Nino Zec

Personal information
- Full name: Ninoslav Zec
- Date of birth: 22 July 1949 (age 77)
- Place of birth: Miloševo, SFR Yugoslavia
- Positions: Midfielder; striker;

Senior career*
- Years: Team / Apps / (Gls)
- 1968–1978: OFK Beograd / 271 / (50)
- 1978: Tulsa Roughnecks / 28 / (9)
- 1979: Atlanta Chiefs / 15 / (5)
- 1979–1980: Houston Hurricane / 34 / (6)
- 1979–1980: Pittsburgh Spirit (indoor) / 6 / (0)
- 1981–1984: Jacksonville Tea Men / 45 / (6)
- 1983–1984: Tulsa Roughnecks (indoor) / 3 / (0)
- Total:  / 131 / (26)

= Nino Zec =

Yugoslav footballer

Ninoslav "Nino" Zec (Нинослав Нино Зец, born 7 July 1949) is a Yugoslav retired footballer who played as midfielder or striker.

==Career==
Born in Miloševo, SR Serbia, Zec began his professional career in 1968 with OFK Beograd.
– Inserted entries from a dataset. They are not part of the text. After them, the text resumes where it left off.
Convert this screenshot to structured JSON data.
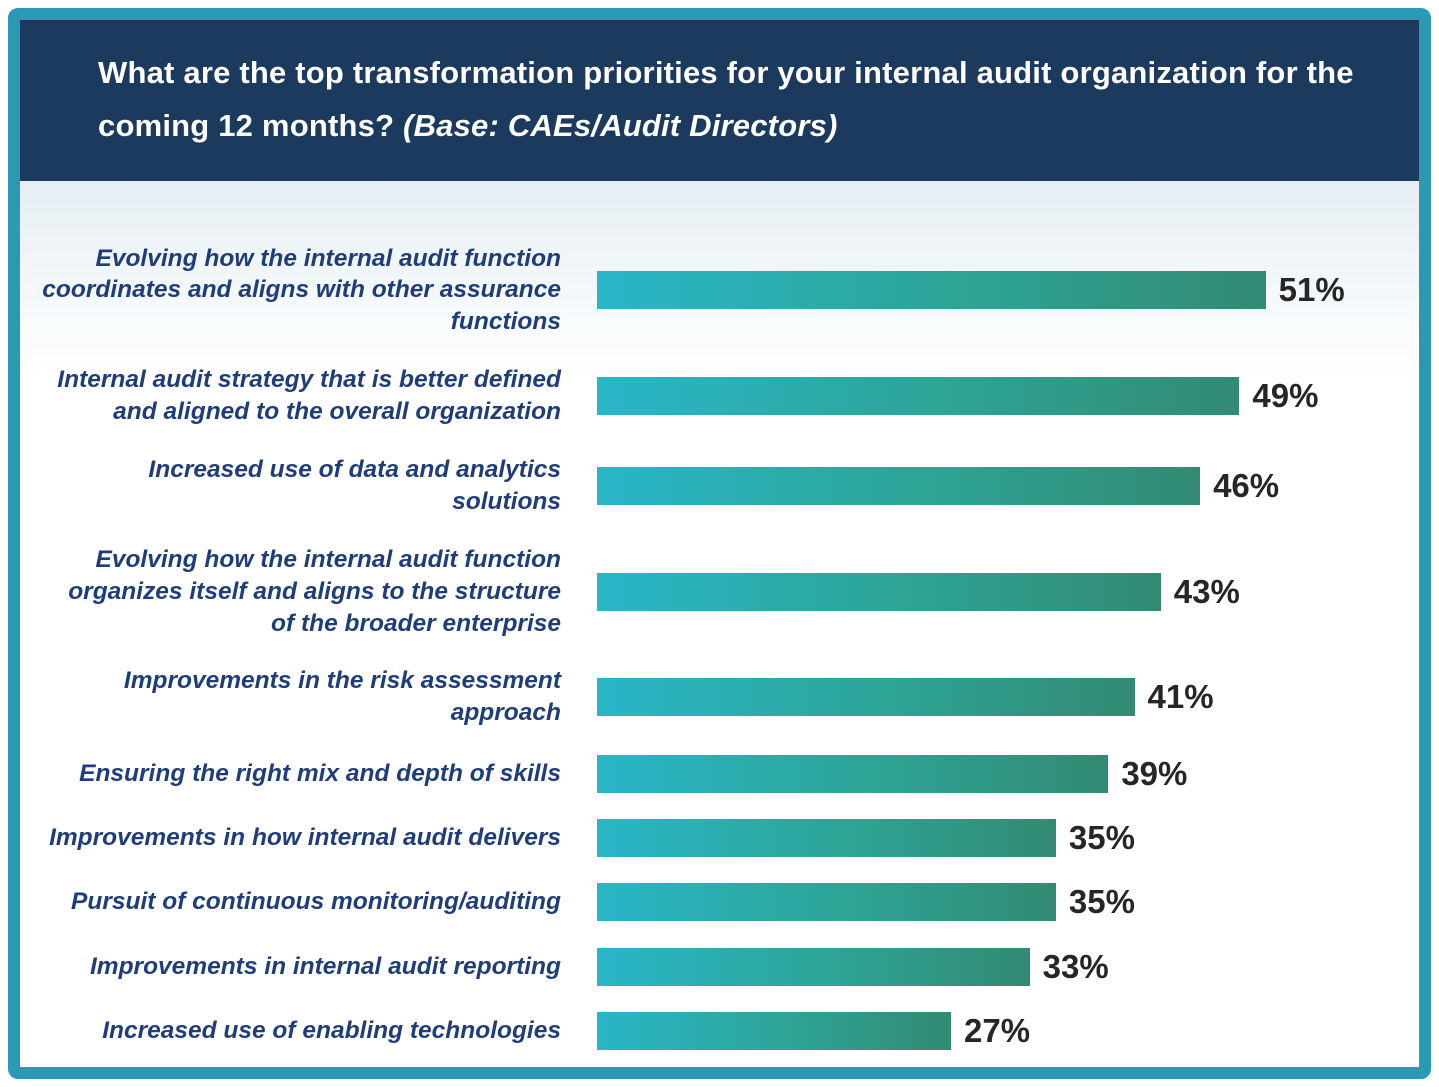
{
  "header": {
    "title_main": "What are the top transformation priorities for your internal audit organization for the coming 12 months?",
    "title_base": "(Base: CAEs/Audit Directors)"
  },
  "chart_data": {
    "type": "bar",
    "orientation": "horizontal",
    "title": "What are the top transformation priorities for your internal audit organization for the coming 12 months? (Base: CAEs/Audit Directors)",
    "categories": [
      "Evolving how the internal audit function coordinates and aligns with other assurance functions",
      "Internal audit strategy that is better defined and aligned to the overall organization",
      "Increased use of data and analytics solutions",
      "Evolving how the internal audit function organizes itself and aligns to the structure of the broader enterprise",
      "Improvements in the risk assessment approach",
      "Ensuring the right mix and depth of skills",
      "Improvements in how internal audit delivers",
      "Pursuit of continuous monitoring/auditing",
      "Improvements in internal audit reporting",
      "Increased use of enabling technologies"
    ],
    "values": [
      51,
      49,
      46,
      43,
      41,
      39,
      35,
      35,
      33,
      27
    ],
    "value_suffix": "%",
    "xlim": [
      0,
      51
    ],
    "bar_max_percent": 84,
    "grid": false,
    "legend": false,
    "colors": {
      "border": "#2a9ab2",
      "header_bg": "#1c3a5e",
      "header_text": "#ffffff",
      "label_text": "#1f3d78",
      "value_text": "#262626",
      "bar_gradient_start": "#29b6c8",
      "bar_gradient_end": "#338a73"
    }
  }
}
In 1978, Zec moved to the United States to play in the NASL, signing with the Tulsa Roughnecks. He moved to the Atlanta Chiefs in 1979 and was traded to the Houston Hurricane during the season. In 1980, the league terminated the Houston franchise and in December 1980 the Jacksonville Tea Men signed Zec. In 1983, the Tea Men moved to the American Soccer League. Zec spent the 1983 season with the Tea Men in the ASL. When the ASL collapsed at the end of the season, Zec and his teammates moved to the United Soccer League. He also played six games for the Pittsburgh Spirit during the 1979–1980 Major Indoor Soccer League season. He played another three games for the Tulsa Roughnecks during the 1983–1984 NASL indoor season.

He currently lives in Florida where he owns a flooring business. His father in law was one of the most famous Yugoslavian strikers Stjepan Bobek. Zec was the first player ever to receive a yellow card in Yugoslavian football after the booking rule was introduced.